In March 2023, Russell signed an open letter from the Future of Life Institute asking all AI labs to stop training AI systems more powerful than GPT-4 for at least six months. Over 30,000 people, including AI researchers like Yoshua Bengio and Gary Marcus, signed the letter. In a January 2025 article in Newsweek, Russell wrote, "In other words, the AGI race is a race towards the edge of a cliff."

Awards and honors

In 1995, Russell shared the IJCAI Computers and Thought Award at the International Joint Conferences on Artificial Intelligence, which is the most important international award in AI for researchers under 35. In 2022, he received the IJCAI Award for Research Excellence, becoming only the second person (after Hector Levesque) to win both of IJCAI's major research awards. He is a fellow of the Association for the Advancement of Artificial Intelligence (AAAI), elected in 1997, the Association for Computing Machinery (ACM), elected in 2003, and the American Association for the Advancement of Science, elected in 2011. In 2005, he was given the ACM Karl V. Karlstrom Outstanding Educator Award.
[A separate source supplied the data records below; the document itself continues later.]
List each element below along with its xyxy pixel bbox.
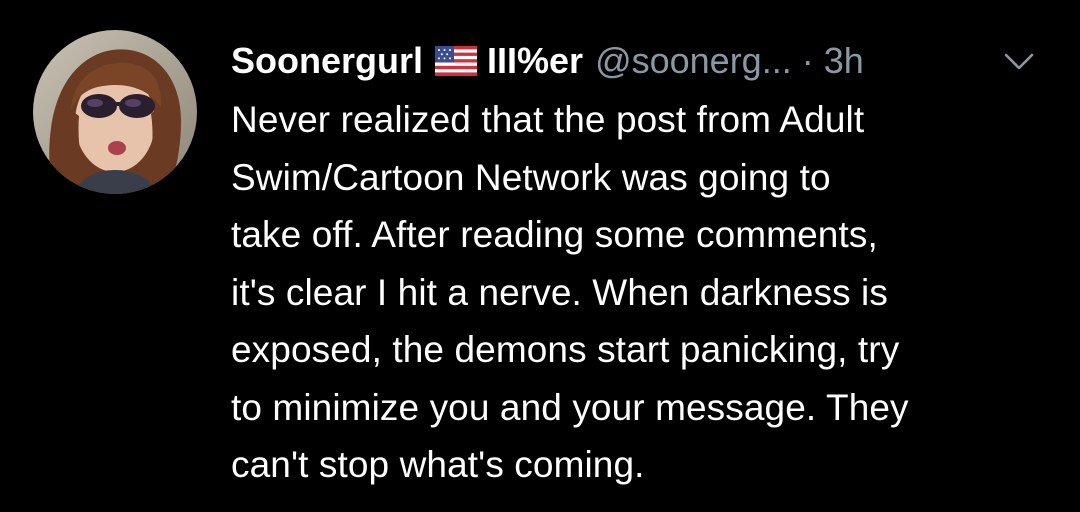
tweet-text-line: take off. After reading some comments, (231, 214, 878, 255)
display-name-suffix[interactable]: III%er (487, 36, 583, 86)
user-handle[interactable]: @soonerg... (595, 36, 792, 86)
timestamp[interactable]: 3h (824, 36, 864, 86)
avatar[interactable] (33, 30, 197, 194)
profile-photo-avatar (33, 30, 197, 194)
tweet-text-line: can't stop what's coming. (231, 444, 645, 485)
us-flag-icon (435, 46, 478, 76)
tweet-text-line: it's clear I hit a nerve. When darkness … (231, 271, 888, 313)
display-name[interactable]: Soonergurl (231, 36, 423, 86)
chevron-down-icon (1004, 53, 1034, 70)
tweet-text-line: Swim/Cartoon Network was going to (231, 156, 831, 198)
separator-dot: · (801, 40, 814, 81)
tweet-text-line: to minimize you and your message. They (231, 386, 909, 428)
tweet[interactable]: Soonergurl III%er @soonerg... · 3h Never… (0, 0, 1080, 512)
tweet-text-line: Never realized that the post from Adult (231, 99, 865, 140)
tweet-menu-button[interactable] (1002, 50, 1036, 74)
tweet-header: Soonergurl III%er @soonerg... · 3h (231, 36, 864, 86)
tweet-text-line: exposed, the demons start panicking, try (231, 329, 900, 370)
tweet-text: Never realized that the post from Adult … (231, 91, 1051, 494)
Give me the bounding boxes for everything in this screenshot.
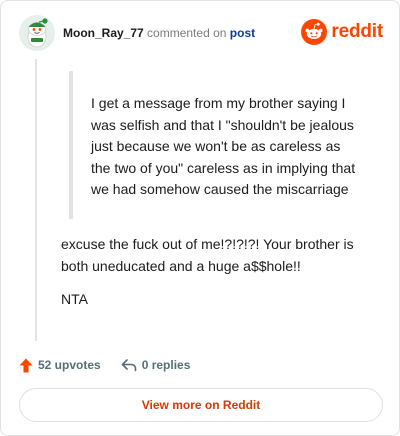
quote-text: I get a message from my brother saying I… [91,95,356,197]
reply-count[interactable]: 0 replies [121,358,191,372]
view-more-button[interactable]: View more on Reddit [19,388,383,422]
comment-byline: Moon_Ray_77 commented on post [63,26,255,40]
upvotes-label: 52 upvotes [38,358,101,372]
username-link[interactable]: Moon_Ray_77 [63,26,144,40]
comment-footer: 52 upvotes 0 replies [19,355,190,375]
reddit-wordmark: reddit [331,21,383,42]
upvote-arrow-icon [19,358,33,372]
replies-label: 0 replies [141,358,191,372]
reply-arrow-icon [121,359,137,372]
comment-paragraph: NTA [61,291,88,307]
post-link[interactable]: post [230,26,255,40]
reddit-brand[interactable]: reddit [301,19,383,45]
upvote-count[interactable]: 52 upvotes [19,358,101,373]
comment-header: Moon_Ray_77 commented on post reddit [19,15,383,51]
reddit-logo-icon [301,19,328,45]
snoo-avatar-icon[interactable] [19,15,55,51]
comment-paragraph: excuse the fuck out of me!?!?!?! Your br… [61,236,354,274]
block-quote: I get a message from my brother saying I… [69,71,359,219]
commented-on-text: commented on [147,26,227,40]
embedded-comment-card: Moon_Ray_77 commented on post reddit I g… [0,0,400,436]
thread-line [35,59,37,341]
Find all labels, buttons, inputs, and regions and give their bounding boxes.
In 2012, he was appointed to the Blaise Pascal Chair in Paris, which honors internationally recognized foreign scientists in all fields, and to the senior Chaire d'excellence by France's Agence Nationale de la Recherche.

Russell served as vice chair of the World Economic Forum's Council on AI and Robotics and is currently a member of its Global AI Council. Other awards he has received include the National Science Foundation's Presidential Young Investigator Award, the World Technology Award, the Mitchell Prize, and the Association for the Advancement of Artificial Intelligence Outstanding Educator Award. He was appointed Officer of the Order of the British Empire (OBE) in the 2021 Birthday Honours for his work in AI research.

In 2025, Russell was elected Fellow of the Royal Society. He was also elected to the National Academy of Engineering in 2025.